Turgenev, che cominciò a scrivere questa novella nel 1879, appose sul manoscritto la seguente frase: «Iniziato a Bougival domenica 2 novembre 1881 e concluso il 21». In realtà aveva solo steso l'intera trama, seppur in maniera particolareggiata, ma solo due pagine potevano dirsi propriamente ultimate. Il lavoro fu a quel punto messo da parte e ripreso un anno e mezzo dopo, allorché Turgenev modificò il nome del protagonista, — Fabio invece di Alberto — la fine, che nella prima versione prevedeva la morte di Muzio e di Valeria, e qualche altro dettaglio. Così il 13 marzo 1881 poté dichiarare all'amico Michail Stasjulevič: «Annuncio inatteso! Lasciate sul numero di aprile del Vestnik Evropy una ventina di pagine per un racconto un po' fantastico del Vostro umile servo, la cui storia avrete tra quindici giorni a partire da oggi».

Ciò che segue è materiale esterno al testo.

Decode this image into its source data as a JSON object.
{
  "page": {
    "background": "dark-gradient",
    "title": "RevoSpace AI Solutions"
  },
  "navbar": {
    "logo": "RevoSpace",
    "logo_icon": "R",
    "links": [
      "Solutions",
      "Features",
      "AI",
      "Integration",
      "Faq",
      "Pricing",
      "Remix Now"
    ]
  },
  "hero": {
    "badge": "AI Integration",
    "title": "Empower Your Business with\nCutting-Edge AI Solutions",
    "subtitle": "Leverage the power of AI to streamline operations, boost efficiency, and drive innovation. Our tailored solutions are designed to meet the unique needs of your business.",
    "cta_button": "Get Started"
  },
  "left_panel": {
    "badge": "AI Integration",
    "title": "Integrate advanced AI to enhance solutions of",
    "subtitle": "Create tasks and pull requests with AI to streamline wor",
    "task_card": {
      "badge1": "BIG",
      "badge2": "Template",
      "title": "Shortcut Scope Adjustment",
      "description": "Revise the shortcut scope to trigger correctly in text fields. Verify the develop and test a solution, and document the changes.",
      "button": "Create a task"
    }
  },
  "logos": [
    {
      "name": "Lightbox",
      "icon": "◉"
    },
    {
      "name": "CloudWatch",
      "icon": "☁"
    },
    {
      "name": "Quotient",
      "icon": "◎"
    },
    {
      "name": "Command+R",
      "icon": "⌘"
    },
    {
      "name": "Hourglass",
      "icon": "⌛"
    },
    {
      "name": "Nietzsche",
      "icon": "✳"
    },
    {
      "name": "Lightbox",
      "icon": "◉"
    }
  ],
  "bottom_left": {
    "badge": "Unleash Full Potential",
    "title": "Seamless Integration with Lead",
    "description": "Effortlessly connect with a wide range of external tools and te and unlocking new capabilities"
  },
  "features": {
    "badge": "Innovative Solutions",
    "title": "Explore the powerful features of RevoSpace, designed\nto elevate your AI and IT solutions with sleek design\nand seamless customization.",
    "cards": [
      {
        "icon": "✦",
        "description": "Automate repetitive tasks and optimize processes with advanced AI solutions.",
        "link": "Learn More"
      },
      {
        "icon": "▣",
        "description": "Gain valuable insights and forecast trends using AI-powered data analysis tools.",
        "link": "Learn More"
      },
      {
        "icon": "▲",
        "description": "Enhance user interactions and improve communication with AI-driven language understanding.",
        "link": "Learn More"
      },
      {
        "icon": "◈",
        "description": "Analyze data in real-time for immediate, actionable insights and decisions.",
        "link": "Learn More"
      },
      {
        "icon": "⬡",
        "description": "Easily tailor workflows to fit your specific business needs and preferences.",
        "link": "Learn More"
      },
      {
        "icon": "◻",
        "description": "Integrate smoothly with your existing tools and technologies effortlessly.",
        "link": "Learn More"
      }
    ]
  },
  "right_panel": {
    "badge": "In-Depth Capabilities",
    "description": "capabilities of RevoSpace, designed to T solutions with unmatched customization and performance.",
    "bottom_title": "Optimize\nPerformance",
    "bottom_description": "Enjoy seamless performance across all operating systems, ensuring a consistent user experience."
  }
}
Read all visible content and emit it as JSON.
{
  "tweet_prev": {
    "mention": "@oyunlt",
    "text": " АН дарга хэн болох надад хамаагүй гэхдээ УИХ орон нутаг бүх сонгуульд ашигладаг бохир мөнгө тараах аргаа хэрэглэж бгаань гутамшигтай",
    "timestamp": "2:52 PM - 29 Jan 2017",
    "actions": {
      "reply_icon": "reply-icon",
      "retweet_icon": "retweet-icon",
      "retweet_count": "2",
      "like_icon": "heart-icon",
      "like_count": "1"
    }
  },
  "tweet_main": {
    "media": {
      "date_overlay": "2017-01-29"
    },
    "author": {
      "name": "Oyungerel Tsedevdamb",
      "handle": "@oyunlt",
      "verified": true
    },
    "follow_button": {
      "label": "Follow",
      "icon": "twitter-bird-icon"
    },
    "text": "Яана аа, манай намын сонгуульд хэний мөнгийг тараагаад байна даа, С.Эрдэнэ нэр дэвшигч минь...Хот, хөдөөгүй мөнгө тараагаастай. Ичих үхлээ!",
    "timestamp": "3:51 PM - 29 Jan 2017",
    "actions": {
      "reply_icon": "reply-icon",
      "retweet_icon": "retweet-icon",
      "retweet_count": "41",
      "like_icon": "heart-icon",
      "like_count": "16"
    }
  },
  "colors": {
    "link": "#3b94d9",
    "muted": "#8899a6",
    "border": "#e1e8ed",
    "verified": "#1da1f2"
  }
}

Anche stavolta Turgenev non rispettò i tempi pronosticati e si diede a rielaborare alcuni capitoli e singole scene. Rifinì la cornice storica, senza tuttavia uscire dai modi convenzionali nella resa dell'età rinascimentale, e acuì il mistero attorno al personaggio del servo malese, che nella redazione definitiva, rispetto al canovaccio del 1879, non resta impotente di fronte alla morte di Muzio, ma grazie ai suoi inquietanti poteri può riportarlo in vita. Il Canto, la cui vicenda si snoda in quattordici brevissimi capitoli ed è presentata dall'autore sotto forma di un antico manoscritto italiano da lui letto, fu concluso a giugno, inviato a Stasjulevič e pubblicato nel numero di novembre del suo Vestnik Evropy.[1]

I modelli d'ispirazione si possono far risalire, sotto il profilo stilistico, a Flaubert, Mérimée e Stendhal, mentre per quanto riguarda l'amalgama di tratti arcani e fantastici, amplificato dalla componente onirica, si citano i nomi di Hoffmann e Poe. Rispetto al processo di formazione e di sviluppo dell'intreccio, infine, il critico Geršenzon ritiene che Turgenev sia debitore al racconto A strange story di lord Bulwer-Lytton, in cui si narra di due giovani, Allen e Lilian, messi in apprensione da un loro coetaneo tornato da un viaggio in Oriente, «dove ha fatto proprie misteriose pratiche magiche e suadenti melodie tra cui l'inno di una setta di adoratori del Sole».[2]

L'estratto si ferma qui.